In a head-to-head debate for the position of UK Prime Minister that was heavily influenced by economic matters, Foreign Secretary Liz Truss accused his opponent Rishi Sunak of 'scaremongering' regarding her tax cut proposal. Sunak's predictions that Truss' plan would increase interest rates and cause inflation were, according to her, 'scaremongering' and part of 'Project Fear'.
As per a report in The Times, he UK Foreign Secretary separated herself from her own economic adviser, Patrick Minford, who had claimed in an interview that rising interest rates were "a positive thing" that would help kill off "zombie companies." Sunak took advantage of the statement to warn that Truss' plans for more than £30 billion in tax cuts will lead to increased mortgage repayments.

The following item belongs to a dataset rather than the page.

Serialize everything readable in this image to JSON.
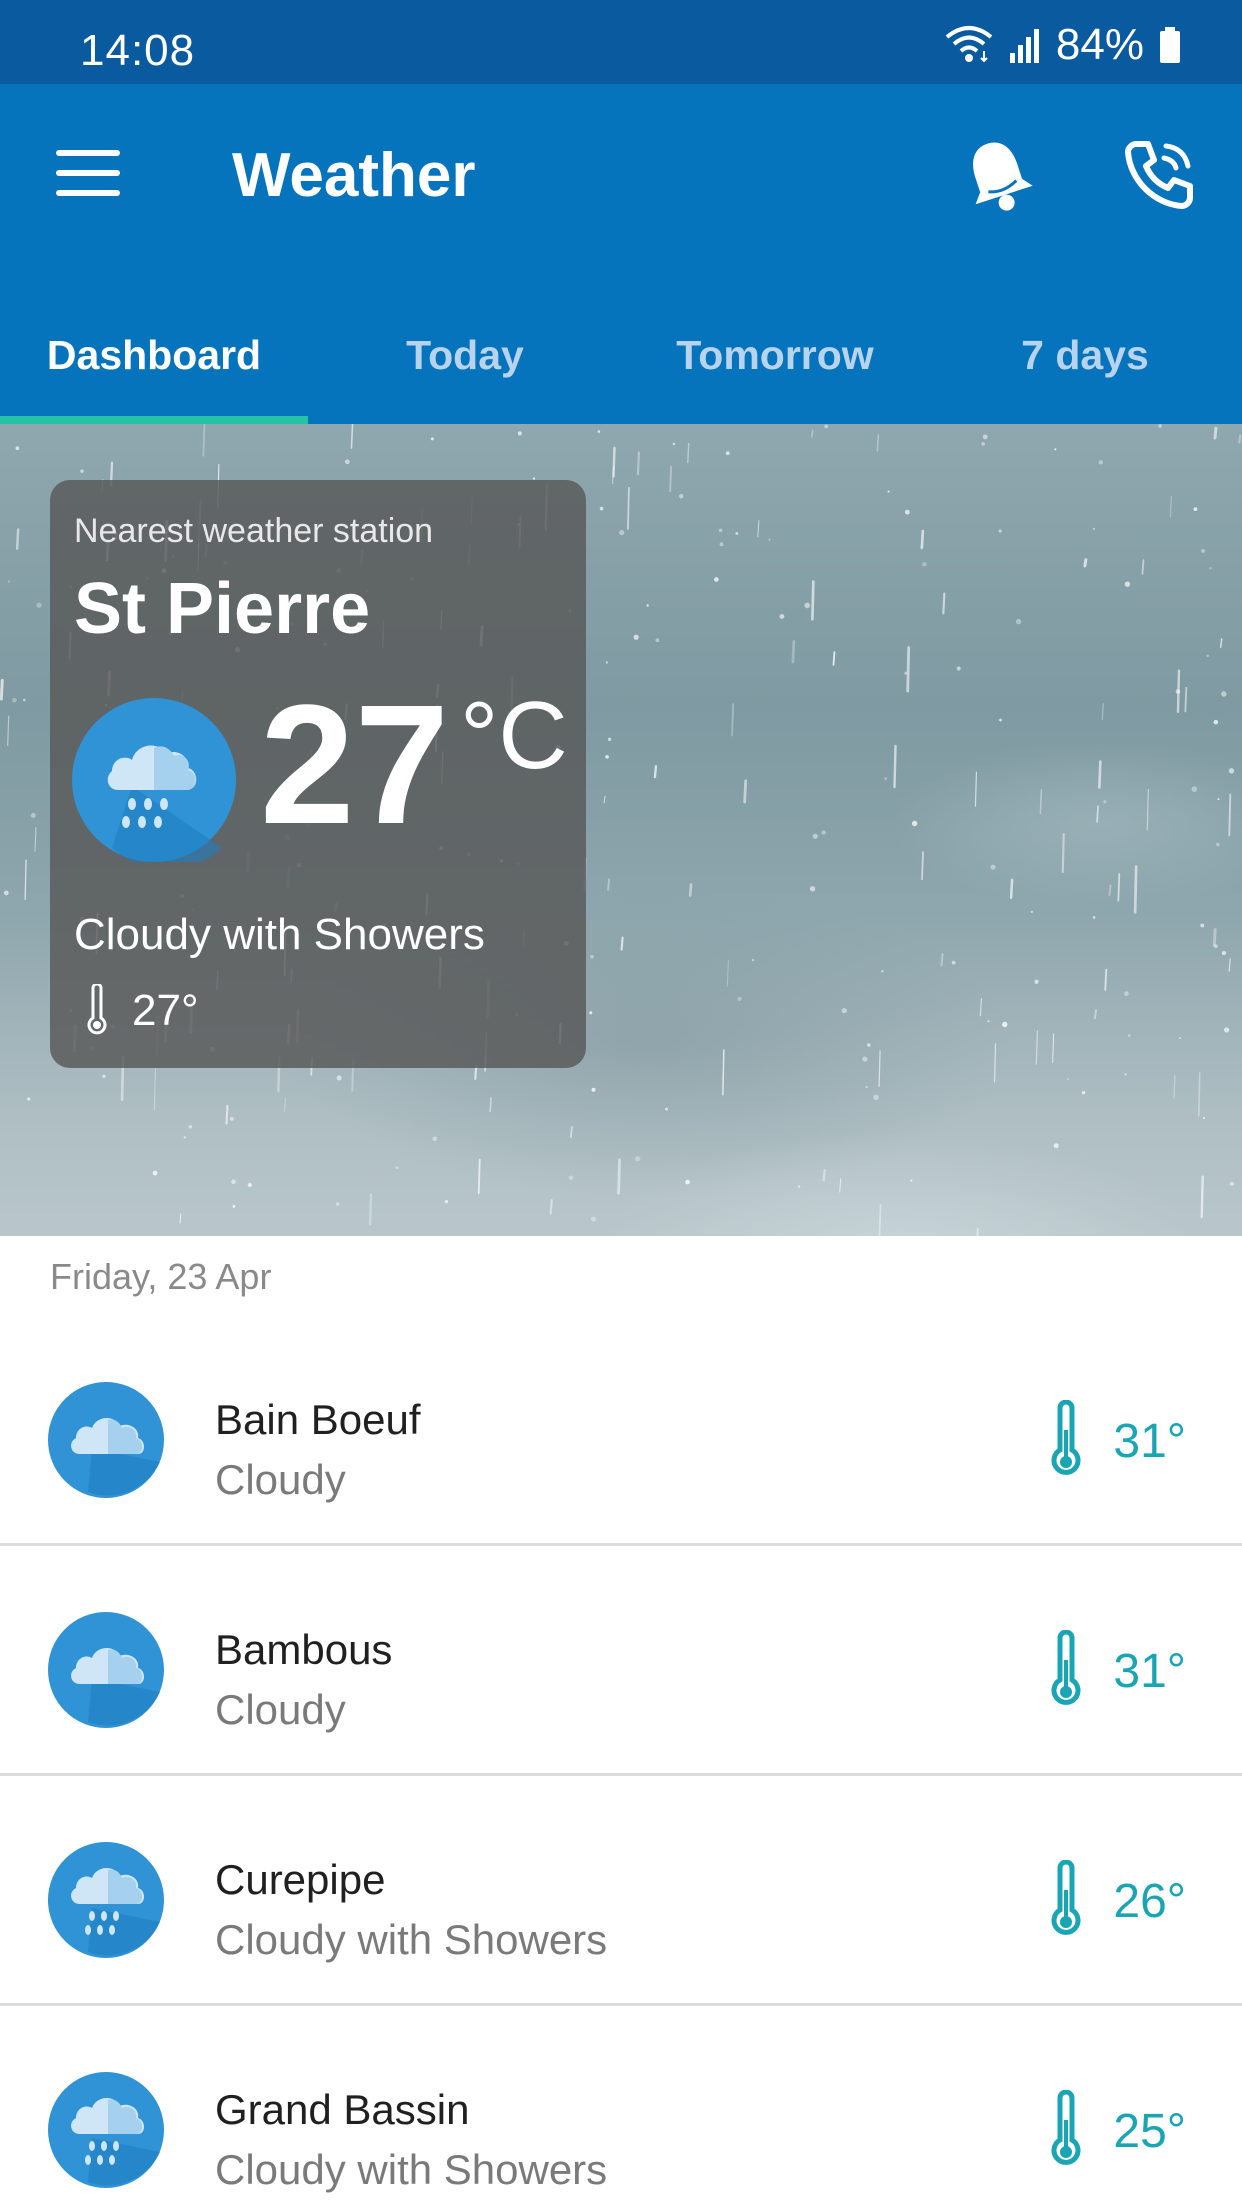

In response, Truss said, "Frankly this is just scaremongering. Inflation is projected to come down next year. And the Bank of England is independent. It makes decisions about interest rates completely independently of government."
In an interview with the website ConservativeHome, Truss disregarded his opponent's warnings that the property market could crash at interest rates of 7%. However, Truss believes that the former finance minister is a "highly effective minister" and said she would add him to her Cabinet if she were elected Prime Minister. If elected, Truss has pledged to investigate the Bank's independence because she believes that the Bank's decision to intensify quantitative easing during the epidemic contributed to inflation.
"Rishi is someone who, you know, is a very effective minister. I would be very pleased to have Rishi as part of my team, depending on how things work out, and I’m not in any way complacent," Truss said.
Candidates for the UK prime minister's office - Liz Truss and Rishi Sunak - outlined their opposing leadership ideas on July 28 in Leeds during a contentious debate and first official grilling in front of conservative party members. Both candidates will appear at 12 nationwide events, with the first one taking place in Leeds, Northern England, as the UK Conservative Party members choose a new leader. The results will be made public on September 5.
Due to his lifestyle and alleged dishonesty toward Prime Minister Boris Johnson, Sunak had a rough time during the hustings, but Truss had a great time because she had the most support for the post of Prime Minister. As Britain contends with a deterioration in living conditions, surveys of Conservative members reveal that Truss is leading after proposing immediate tax cuts.